Des multiples raisons que donne Michel Winock pour expliquer ce phénomène, il insiste avant tout sur la méthodologie de l’historien qui doit faire preuve d’empathie. Il définit alors l’empathie comme « la volonté de comprendre les choses de l’intérieur ». Il fallait s’imaginer l’époque où au sortir de la guerre, l’Union Soviétique, terrassant le monstre nazi à Stalingrad, libérant Auschwitz, symbolisait la résistance, l’héroïsme, la fraternité et la conscience morale. Entrer au Parti communiste c’était être dans le bon camp.

Michel Winock, sans concession, affirme que derrière ce besoin des intellectuels de se rapprocher du destin des prolétaires, il y a une mauvaise conscience bourgeoise qui les tenaille.Et il enfonce le clou en poursuivant son raisonnement : derrière le besoin de solidarité, il y a la figure du Christ.

« Beaucoup de compagnons de route, dit-il sur un ton laconique, sous-entendant une évidence qui n’est plus à prouver, étaient poussés par un sentiment chrétien, et Michel Winock s’enflamme, le PC était le parti des pauvres ! Cet espoir d’un monde fraternel conduisait les intellectuels à oublier leur devoir de penser le politique, indépendamment de la Foi ! C’était des croyants ! »

« Le PS n’était pas sexy ! »
Vient alors se poser le sujet épineux du rôle des ces intellectuels, oublieux de leur condition, près du peuple et qui servent activement le parti communiste. Si la droite n’existait pas vraiment à l’époque, ce que l’on appelait la troisième force (démocrates chrétiens, droite libérale et SFIO) était privée du soutien des intellectuels. Ceux-ci étaient -Michel Winock citant tour à tour Staline et Gramsci- occupés à conquérir les esprits pour préparer le Grand Soir, défendant la ligne du parti dans le domaine politique, culturel et diplomatique. Les intellectuels étaient obnubilés par la puissance soviétique, « la poétique de la production », « l’énorme chantier» que représentait l’URSS. A côté de ce rêve éveillé et de ce système promettant un avenir radieux pour tous, « le PS n’était pas sexy !», déclame Michel Winock, droit sur son fauteuil. En principe marxiste, mais coupé du syndicalisme, loin de la lutte de terrain et de la réalité ouvrière, la SFIO ne représente ni la fraternité avec le peuple, ni l’espoir d’un monde meilleur. Le grand phare de l’humanité est à l’extrême gauche.

« Quitter le parti était un déchirement existentiel ! »
Michel Winock revient ensuite sur la terrible année 1956 pour le parti communiste et la réaction ambiguë des intellectuels face au retour brutal de la vérité. En mai 1956, le journal « Le Monde » publie le rapport Kroutchev qui fait état des crimes du stalinisme. Cette brèche devient un gouffre lorsque, durant l’automne 1956, les chars russes écrasent l’insurrection des ouvriers hongrois.

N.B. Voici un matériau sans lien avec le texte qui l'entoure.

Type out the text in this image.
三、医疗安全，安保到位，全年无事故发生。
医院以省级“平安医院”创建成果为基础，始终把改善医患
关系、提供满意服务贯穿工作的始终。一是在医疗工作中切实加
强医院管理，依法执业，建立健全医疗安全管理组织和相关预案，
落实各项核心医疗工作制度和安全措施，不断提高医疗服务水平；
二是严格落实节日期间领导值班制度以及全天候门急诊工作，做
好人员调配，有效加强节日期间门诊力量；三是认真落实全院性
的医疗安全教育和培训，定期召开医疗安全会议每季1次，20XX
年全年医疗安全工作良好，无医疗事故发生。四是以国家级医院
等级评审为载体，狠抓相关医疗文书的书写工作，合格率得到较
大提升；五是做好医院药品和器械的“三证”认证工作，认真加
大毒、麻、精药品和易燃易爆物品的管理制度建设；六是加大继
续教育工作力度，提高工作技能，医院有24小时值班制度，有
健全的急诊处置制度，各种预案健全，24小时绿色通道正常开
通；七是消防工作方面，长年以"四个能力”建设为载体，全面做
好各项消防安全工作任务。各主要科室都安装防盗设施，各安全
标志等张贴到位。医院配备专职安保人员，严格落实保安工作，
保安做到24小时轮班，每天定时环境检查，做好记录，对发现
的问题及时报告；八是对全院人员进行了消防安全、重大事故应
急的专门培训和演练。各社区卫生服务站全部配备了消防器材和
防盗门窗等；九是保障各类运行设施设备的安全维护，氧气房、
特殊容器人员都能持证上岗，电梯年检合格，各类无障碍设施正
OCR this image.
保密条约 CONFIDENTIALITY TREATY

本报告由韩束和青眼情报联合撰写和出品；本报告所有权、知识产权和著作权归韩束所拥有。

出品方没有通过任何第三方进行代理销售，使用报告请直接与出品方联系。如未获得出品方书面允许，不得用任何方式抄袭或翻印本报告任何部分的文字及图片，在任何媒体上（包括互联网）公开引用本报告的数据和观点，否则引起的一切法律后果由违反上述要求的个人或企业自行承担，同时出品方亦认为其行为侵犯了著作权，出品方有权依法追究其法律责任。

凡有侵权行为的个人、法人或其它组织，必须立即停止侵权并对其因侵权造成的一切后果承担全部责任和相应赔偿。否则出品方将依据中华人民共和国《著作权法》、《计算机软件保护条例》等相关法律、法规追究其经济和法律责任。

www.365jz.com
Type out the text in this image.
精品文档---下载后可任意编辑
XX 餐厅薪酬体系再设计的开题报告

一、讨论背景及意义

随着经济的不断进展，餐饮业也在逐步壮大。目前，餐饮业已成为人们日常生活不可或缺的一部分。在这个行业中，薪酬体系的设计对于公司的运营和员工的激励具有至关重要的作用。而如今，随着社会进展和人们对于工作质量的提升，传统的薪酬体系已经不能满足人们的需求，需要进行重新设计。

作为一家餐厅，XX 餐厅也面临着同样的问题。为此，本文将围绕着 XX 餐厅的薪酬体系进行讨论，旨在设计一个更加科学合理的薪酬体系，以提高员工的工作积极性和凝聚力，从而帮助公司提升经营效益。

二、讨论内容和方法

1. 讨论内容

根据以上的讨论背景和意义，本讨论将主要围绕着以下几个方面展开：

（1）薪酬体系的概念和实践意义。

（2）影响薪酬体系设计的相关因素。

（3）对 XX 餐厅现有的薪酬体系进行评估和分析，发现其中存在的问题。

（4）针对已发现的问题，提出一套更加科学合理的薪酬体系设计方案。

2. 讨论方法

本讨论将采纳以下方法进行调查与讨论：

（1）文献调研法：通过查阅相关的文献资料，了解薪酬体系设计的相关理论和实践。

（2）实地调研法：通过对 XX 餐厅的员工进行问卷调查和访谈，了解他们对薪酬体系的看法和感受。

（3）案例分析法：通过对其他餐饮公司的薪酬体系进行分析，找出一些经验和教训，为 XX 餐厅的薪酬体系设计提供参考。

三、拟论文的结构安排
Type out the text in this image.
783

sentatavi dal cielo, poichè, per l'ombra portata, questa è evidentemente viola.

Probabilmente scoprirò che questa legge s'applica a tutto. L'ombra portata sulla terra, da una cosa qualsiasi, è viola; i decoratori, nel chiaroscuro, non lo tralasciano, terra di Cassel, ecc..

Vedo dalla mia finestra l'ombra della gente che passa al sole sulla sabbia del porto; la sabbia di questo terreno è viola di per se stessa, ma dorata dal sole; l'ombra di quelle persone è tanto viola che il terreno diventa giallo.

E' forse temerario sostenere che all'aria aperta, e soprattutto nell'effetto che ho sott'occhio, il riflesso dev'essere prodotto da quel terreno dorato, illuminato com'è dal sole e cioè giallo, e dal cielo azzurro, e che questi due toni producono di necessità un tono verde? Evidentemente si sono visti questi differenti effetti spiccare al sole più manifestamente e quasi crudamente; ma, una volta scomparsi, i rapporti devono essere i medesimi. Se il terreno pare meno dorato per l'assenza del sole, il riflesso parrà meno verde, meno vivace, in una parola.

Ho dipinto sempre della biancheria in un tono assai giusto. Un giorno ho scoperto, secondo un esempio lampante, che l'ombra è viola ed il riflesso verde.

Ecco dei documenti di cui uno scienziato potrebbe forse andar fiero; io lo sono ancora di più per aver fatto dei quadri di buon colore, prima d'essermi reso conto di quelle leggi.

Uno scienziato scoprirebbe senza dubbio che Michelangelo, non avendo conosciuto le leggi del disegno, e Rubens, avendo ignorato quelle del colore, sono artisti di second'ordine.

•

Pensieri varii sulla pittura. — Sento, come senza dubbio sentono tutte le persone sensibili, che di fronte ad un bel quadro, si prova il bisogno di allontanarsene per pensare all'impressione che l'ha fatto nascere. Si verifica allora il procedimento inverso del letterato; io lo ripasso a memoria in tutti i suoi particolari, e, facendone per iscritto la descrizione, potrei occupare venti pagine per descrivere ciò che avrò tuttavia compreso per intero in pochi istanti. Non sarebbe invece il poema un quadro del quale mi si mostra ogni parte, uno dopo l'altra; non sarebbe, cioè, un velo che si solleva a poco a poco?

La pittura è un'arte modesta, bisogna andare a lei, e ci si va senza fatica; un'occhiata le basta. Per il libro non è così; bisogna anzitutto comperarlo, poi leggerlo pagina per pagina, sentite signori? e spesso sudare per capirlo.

«Certains décident de ne plus y croire, affirme Michel Winock, pourtant aucun n’ose quitter le parti. Etre au PC, était moins un acte de raison qu’un acte d’amour, du parti, des compagnons… Quitter le parti était un déchirement existentiel, abandonner les ouvriers était un crève-cœur !Certains professeurs attendaient une mutation.»